ACC, AHA release first cardiovascular disease primary prevention guideline



– The first medical society guideline to comprehensively address all facets of primary prevention of cardiovascular disease put special emphasis on a team-based approach that takes into account each person’s social determinants of health. The guideline substantially dialed down prior recommendations on aspirin for primary prevention by calling for no use in people older than 70 years and infrequent use in those 40-70 years old.

Mitchel L. Zoler/MDedge News

Dr. Donna K. Arnett

The American College of Cardiology and the American Heart Association released their 2019 guideline on the primary prevention of cardiovascular disease on March 17, during the annual meeting of the American College of Cardiology (J Amer Coll Cardiol. 2019 March 17;doi: 10.1016/j.jacc.2019.03.010.). The guideline is a “one-stop shop” that pulls together existing recommendations from the two organizations and combines it with some new recommendations that address issues such as aspirin prophylaxis, and the social setting of each person, said Donna K. Arnett, Ph.D., professor of epidemiology at the University of Kentucky, dean of the university’s College of Public Health, and co-chair of the guideline writing panel.
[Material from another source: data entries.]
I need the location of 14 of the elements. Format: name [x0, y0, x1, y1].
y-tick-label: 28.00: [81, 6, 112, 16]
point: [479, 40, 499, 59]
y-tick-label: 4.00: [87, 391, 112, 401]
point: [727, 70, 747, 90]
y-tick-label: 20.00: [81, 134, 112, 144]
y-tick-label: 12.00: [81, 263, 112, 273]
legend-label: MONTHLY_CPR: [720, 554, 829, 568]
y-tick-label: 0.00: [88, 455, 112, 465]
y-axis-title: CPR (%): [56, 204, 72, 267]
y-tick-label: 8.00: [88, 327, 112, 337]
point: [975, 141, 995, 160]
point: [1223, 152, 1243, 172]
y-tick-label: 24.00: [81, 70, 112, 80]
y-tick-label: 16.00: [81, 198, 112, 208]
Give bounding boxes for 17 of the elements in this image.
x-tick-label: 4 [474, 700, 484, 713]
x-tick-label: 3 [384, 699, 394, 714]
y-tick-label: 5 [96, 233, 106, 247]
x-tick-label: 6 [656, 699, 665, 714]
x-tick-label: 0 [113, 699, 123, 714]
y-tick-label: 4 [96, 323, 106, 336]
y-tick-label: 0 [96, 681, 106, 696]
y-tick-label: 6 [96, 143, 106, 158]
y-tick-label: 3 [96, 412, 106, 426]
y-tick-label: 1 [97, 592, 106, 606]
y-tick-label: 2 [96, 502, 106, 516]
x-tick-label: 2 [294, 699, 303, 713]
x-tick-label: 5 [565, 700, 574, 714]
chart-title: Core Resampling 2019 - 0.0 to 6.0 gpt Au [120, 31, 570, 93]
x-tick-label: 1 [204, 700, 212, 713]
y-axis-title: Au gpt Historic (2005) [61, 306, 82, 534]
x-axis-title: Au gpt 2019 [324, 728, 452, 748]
“We made the social determinants of health front and center. With many people, clinicians don’t ask whether they have access to healthy foods or a way to get to the pharmacy. Asking about these issues is step one,” toward helping people address their social situation, Dr. Arnett said while introducing the new guideline in a press briefing. The guideline recommends that clinicians assess the social determinants for each person treated for cardiovascular disease prevention using a screening tool developed by the U.S. Centers for Medicare & Medicaid Services and made available by the National Academy of Medicine (NAM Perspectives. 2017; doi:10.31478/201705b).

Primary prevention guideline: The top 10 takeaways

1. Most importantly, have a healthy lifestyle throughout life.
2. Use team-based care, and evaluate each person’s social determinants of health to inform management.
3. Perform a 10-year atherosclerotic cardiovascular disease risk estimation on adults age 75 years or younger.
4. Eat a healthy diet, and maintain normal weight.
5. Engage in physical activity.
6. Manage type 2 diabetes appropriately.
7. Stop smoking tobacco.
8. Use aspirin infrequently for primary prevention.
9. Use statin treatment appropriately to reduce risk and low-density lipoprotein cholesterol levels.
10. Manage blood pressure to recommended levels, generally less than 130/80 mm Hg.